侍Jから豪快弾も…“ギータ2世”は「今のままじゃ2割そこそこ」 OB語る問題点

侍相手に豪快弾の笹川…新井宏昌氏が解説
力があることを知っているからこそ、言葉も厳しくなった。ソフトバンクの笹川吉康外野手は22日、ひなたサンマリンスタジアム宮崎で行われた野球日本代表「侍ジャパン」との練習試合で“今季1号”を放った。右翼席中段まで運ぶ特大の一発に球場が騒然となった。
昨季のウエスタン・リーグ2冠王だが、1軍では未だ通算2本塁打と殻を破れずにいる。23歳の大砲候補には何が必要なのか――。現役時代に通算2038安打をマークした野球評論家・新井宏昌氏は「思い切りよく振るっていうことは非常に素晴らしいことなんですけど……」と前置きしつつ、懸念を明かした。
「この投手のどのボールを思い切りよく振るのかとか、笹川選手がしっかりと頭の中で整理をして打席に立っているのかなって考えると、そうじゃないのではないかなと思ってしまうんですよね」
この日、1-4の2回2死で迎えた第1打席。曽谷の138キロのフォークをとらえた。打球は右翼席中段に飛び込み、強打者の片鱗を見せた。一方で、第2打席は右飛、第3打席は安打こそ生まれたがバットを折られた当たりだった。
笹川の打席を見ると、打球を引っ張る意識が強い。それ自体は問題ないこととしつつ新井氏は「それも紙一重ですよね。今日はハマって入ったという感じに見えました」と厳しい口調だ。
柳田との違い「あの打ち方だと2割そこそこも打てない」
新井氏自身もソフトバンクの前身である南海出身。ソフトバンクのコーチも務め、柳田悠岐外野手らも見てきた。笹川は柳田の後釜としての期待がかかっているが、1軍で定着しないのには決定的な違いがあるという。

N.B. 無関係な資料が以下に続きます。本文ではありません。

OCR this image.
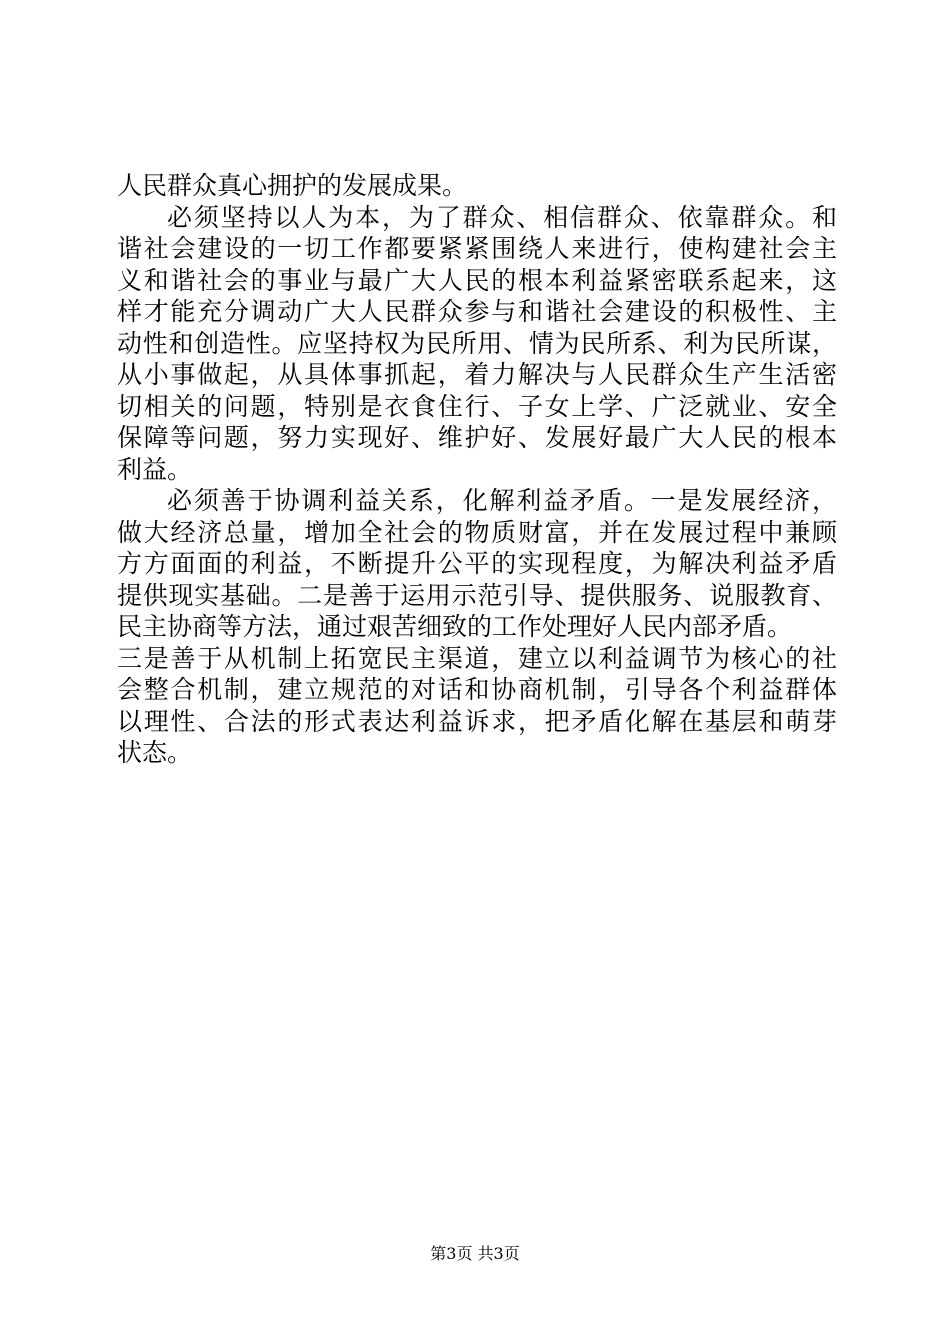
人民群众真心拥护的发展成果。
必须坚持以人为本，为了群众、相信群众、依靠群众。和
谐社会建设的一切工作都要紧紧围绕人来进行，使构建社会主
义和谐社会的事业与最广大人民的根本利益紧密联系起来，这
样才能充分调动广大人民群众参与和谐社会建设的积极性、主
动性和创造性。应坚持权为民所用、情为民所系、利为民所谋，
从小事做起，从具体事抓起，着力解决与人民群众生产生活密
切相关的问题，特别是衣食住行、子女上学、广泛就业、安全
保障等问题，努力实现好、维护好、发展好最广大人民的根本
利益。
必须善于协调利益关系，化解利益矛盾。一是发展经济，
做大经济总量，增加全社会的物质财富，并在发展过程中兼顾
方方面面的利益，不断提升公平的实现程度，为解决利益矛盾
提供现实基础。二是善于运用示范引导、提供服务、说服教育、
民主协商等方法，通过艰苦细致的工作处理好人民内部矛盾。
三是善于从机制上拓宽民主渠道，建立以利益调节为核心的社
会整合机制，建立规范的对话和协商机制，引导各个利益群体
以理性、合法的形式表达利益诉求，把矛盾化解在基层和萌芽
状态。
第3页 共3页
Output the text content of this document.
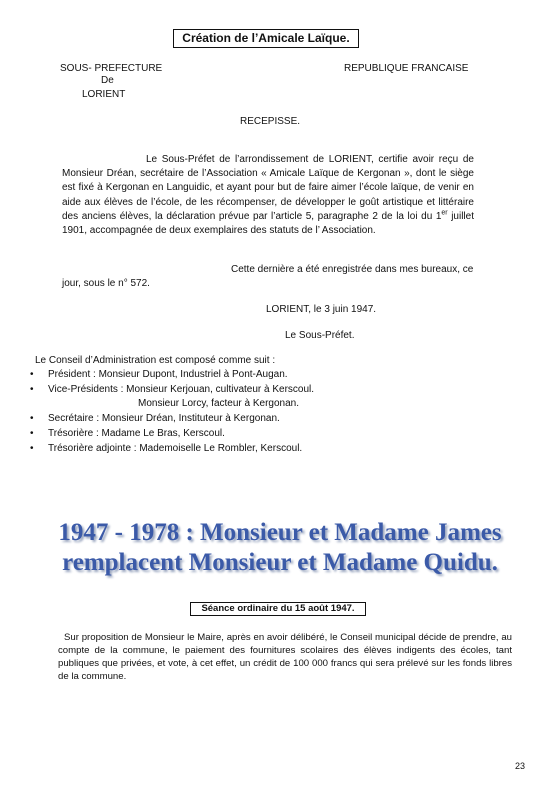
Création de l’Amicale Laïque.
SOUS- PREFECTURE
De
LORIENT
REPUBLIQUE FRANCAISE
RECEPISSE.
Le Sous-Préfet de l’arrondissement de LORIENT, certifie avoir reçu de Monsieur Dréan, secrétaire de l’Association « Amicale Laïque de Kergonan », dont le siège est fixé à Kergonan en Languidic, et ayant pour but de faire aimer l’école laïque, de venir en aide aux élèves de l’école, de les récompenser, de développer le goût artistique et littéraire des anciens élèves, la déclaration prévue par l’article 5, paragraphe 2 de la loi du 1er juillet 1901, accompagnée de deux exemplaires des statuts de l’ Association.
Cette dernière a été enregistrée dans mes bureaux, ce
jour, sous le n° 572.
LORIENT, le 3 juin 1947.
Le Sous-Préfet.
Le Conseil d’Administration est composé comme suit :
• Président : Monsieur Dupont, Industriel à Pont-Augan.
• Vice-Présidents : Monsieur Kerjouan, cultivateur à Kerscoul.
Monsieur Lorcy, facteur à Kergonan.
• Secrétaire : Monsieur Dréan, Instituteur à Kergonan.
• Trésorière : Madame Le Bras, Kerscoul.
• Trésorière adjointe : Mademoiselle Le Rombler, Kerscoul.
1947 - 1978 : Monsieur et Madame James
remplacent Monsieur et Madame Quidu.
Séance ordinaire du 15 août 1947.
Sur proposition de Monsieur le Maire, après en avoir délibéré, le Conseil municipal décide de prendre, au compte de la commune, le paiement des fournitures scolaires des élèves indigents des écoles, tant publiques que privées, et vote, à cet effet, un crédit de 100 000 francs qui sera prélevé sur les fonds libres de la commune.
23
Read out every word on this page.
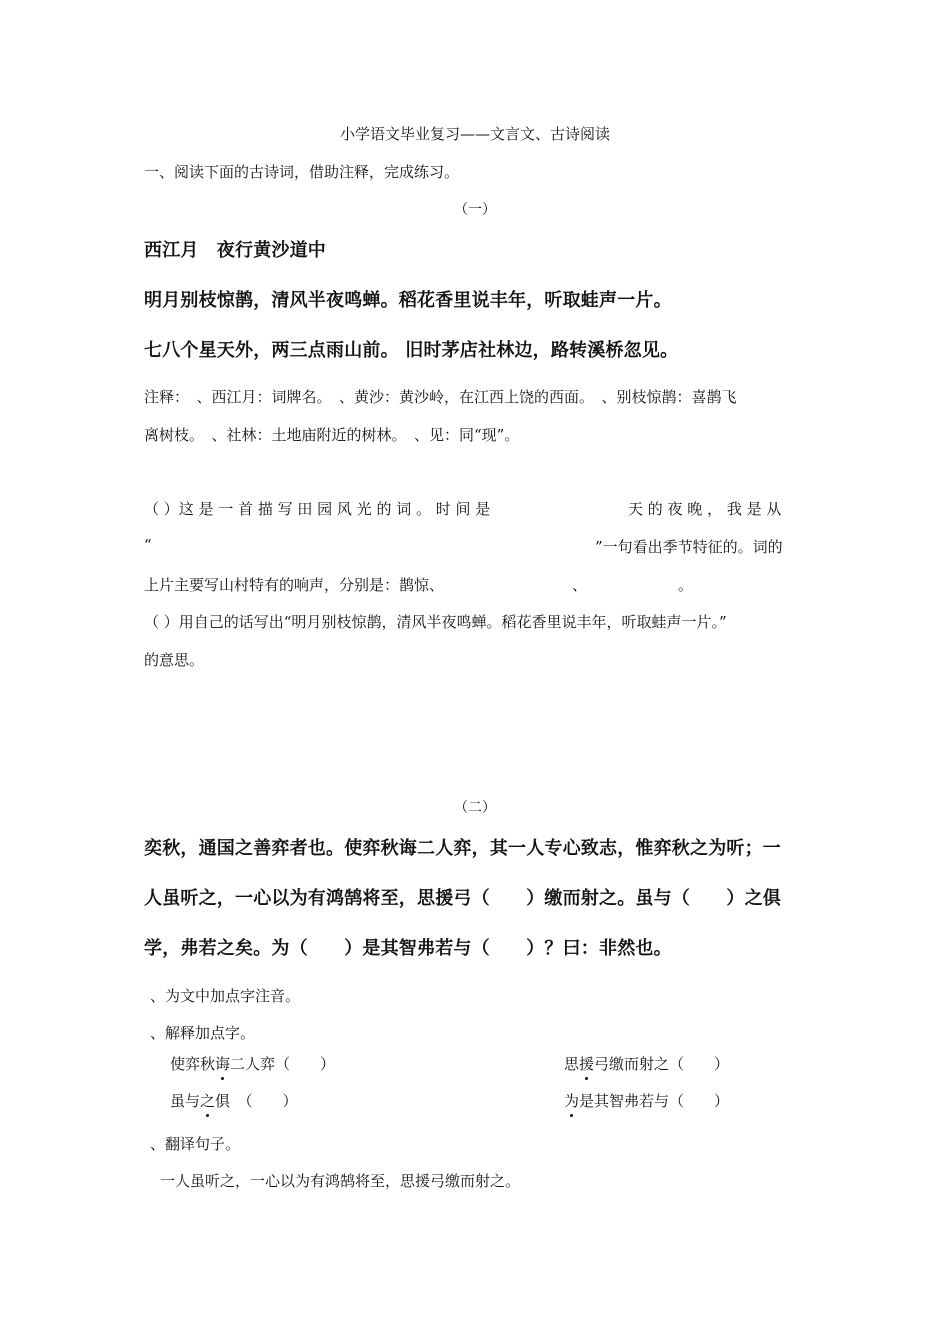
小学语文毕业复习——文言文、古诗阅读
一、阅读下面的古诗词，借助注释，完成练习。
（一）
西江月　夜行黄沙道中
明月别枝惊鹊，清风半夜鸣蝉。稻花香里说丰年，听取蛙声一片。
七八个星天外，两三点雨山前。 旧时茅店社林边，路转溪桥忽见。
注释：　、西江月：词牌名。　、黄沙：黄沙岭，在江西上饶的西面。　、别枝惊鹊：喜鹊飞
离树枝。　、社林：土地庙附近的树林。　、见：同“现”。
（ ）这 是 一 首 描 写 田 园 风 光 的 词 。 时 间 是	天 的 夜 晚 ， 我 是 从
“	”一句看出季节特征的。词的
上片主要写山村特有的响声，分别是：鹊惊、	、	。
（ ）用自己的话写出“明月别枝惊鹊，清风半夜鸣蝉。稻花香里说丰年，听取蛙声一片。”
的意思。
（二）
奕秋，通国之善弈者也。使弈秋诲二人弈，其一人专心致志，惟弈秋之为听；一
人虽听之，一心以为有鸿鹄将至，思援弓（　　）缴而射之。虽与（　　）之俱
学，弗若之矣。为（　　）是其智弗若与（　　）？曰：非然也。
、为文中加点字注音。
、解释加点字。
使弈秋诲二人弈（　　）	思援弓缴而射之（　　）
虽与之俱　（　　）	为是其智弗若与（　　）
、翻译句子。
一人虽听之，一心以为有鸿鹄将至，思援弓缴而射之。
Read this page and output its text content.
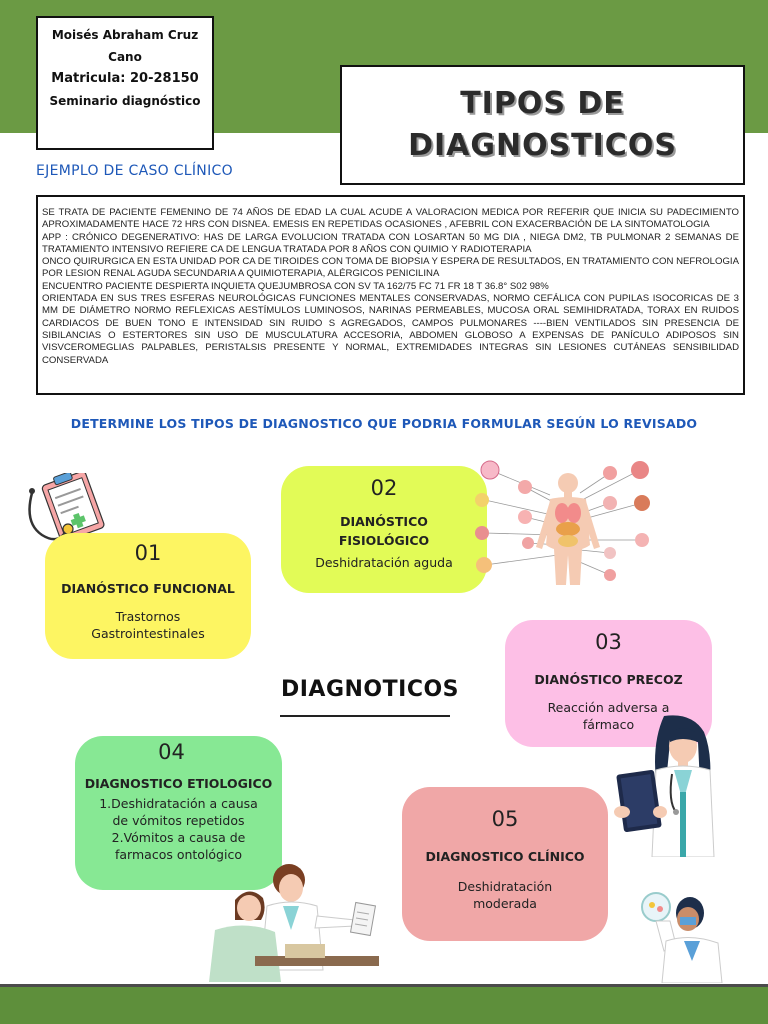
Moisés Abraham Cruz
Cano
Matricula: 20-28150
Seminario diagnóstico	TIPOS DE
DIAGNOSTICOS
EJEMPLO DE CASO CLÍNICO

SE TRATA DE PACIENTE FEMENINO DE 74 AÑOS DE EDAD LA CUAL ACUDE A VALORACION MEDICA POR REFERIR QUE INICIA SU PADECIMIENTO APROXIMADAMENTE HACE 72 HRS CON DISNEA. EMESIS EN REPETIDAS OCASIONES , AFEBRIL CON EXACERBACIÓN DE LA SINTOMATOLOGIA

APP : CRÓNICO DEGENERATIVO: HAS DE LARGA EVOLUCION TRATADA CON LOSARTAN 50 MG DIA , NIEGA DM2, TB PULMONAR 2 SEMANAS DE TRATAMIENTO INTENSIVO REFIERE CA DE LENGUA TRATADA POR 8 AÑOS CON QUIMIO Y RADIOTERAPIA

ONCO QUIRURGICA EN ESTA UNIDAD POR CA DE TIROIDES CON TOMA DE BIOPSIA Y ESPERA DE RESULTADOS, EN TRATAMIENTO CON NEFROLOGIA POR LESION RENAL AGUDA SECUNDARIA A QUIMIOTERAPIA, ALÉRGICOS PENICILINA

ENCUENTRO PACIENTE DESPIERTA INQUIETA QUEJUMBROSA CON SV TA 162/75 FC 71 FR 18 T 36.8° S02 98%

ORIENTADA EN SUS TRES ESFERAS NEUROLÓGICAS FUNCIONES MENTALES CONSERVADAS, NORMO CEFÁLICA CON PUPILAS ISOCORICAS DE 3 MM DE DIÁMETRO NORMO REFLEXICAS AESTÍMULOS LUMINOSOS, NARINAS PERMEABLES, MUCOSA ORAL SEMIHIDRATADA, TORAX EN RUIDOS CARDIACOS DE BUEN TONO E INTENSIDAD SIN RUIDO S AGREGADOS, CAMPOS PULMONARES ----BIEN VENTILADOS SIN PRESENCIA DE SIBILANCIAS O ESTERTORES SIN USO DE MUSCULATURA ACCESORIA, ABDOMEN GLOBOSO A EXPENSAS DE PANÍCULO ADIPOSOS SIN VISVCEROMEGLIAS PALPABLES, PERISTALSIS PRESENTE Y NORMAL, EXTREMIDADES INTEGRAS SIN LESIONES CUTÁNEAS SENSIBILIDAD CONSERVADA

DETERMINE LOS TIPOS DE DIAGNOSTICO QUE PODRIA FORMULAR SEGÚN LO REVISADO
01
DIANÓSTICO FUNCIONAL
Trastornos
Gastrointestinales
02
DIANÓSTICO
FISIOLÓGICO
Deshidratación aguda
03
DIANÓSTICO PRECOZ
Reacción adversa a
fármaco
DIAGNOTICOS
04
DIAGNOSTICO ETIOLOGICO
1.Deshidratación a causa
de vómitos repetidos
2.Vómitos a causa de
farmacos ontológico
05
DIAGNOSTICO CLÍNICO
Deshidratación
moderada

「柳田選手に関しては体に入ってくるボールを引っ張るんですよね。近いボールだけを打っている。だから彼は自打球が多いんです。笹川選手に関しては例えば、外角のストレートも同じように打ってしまう。あの打ち方だと2割そこそこも打てないと思います」
そう厳しい口調になるのも期待の裏返しでもある。この日は「9番・中堅」で先発出場。「センターを守れる守備力や走力もあるんですから、考えて打席に立てれば、クリーンアップを打つこともできますよ」。“ギータ2世”と呼ばれた逸材も今年で6年目。新井氏もロマン砲と呼ばれ終わるには勿体無いと感じているようだった。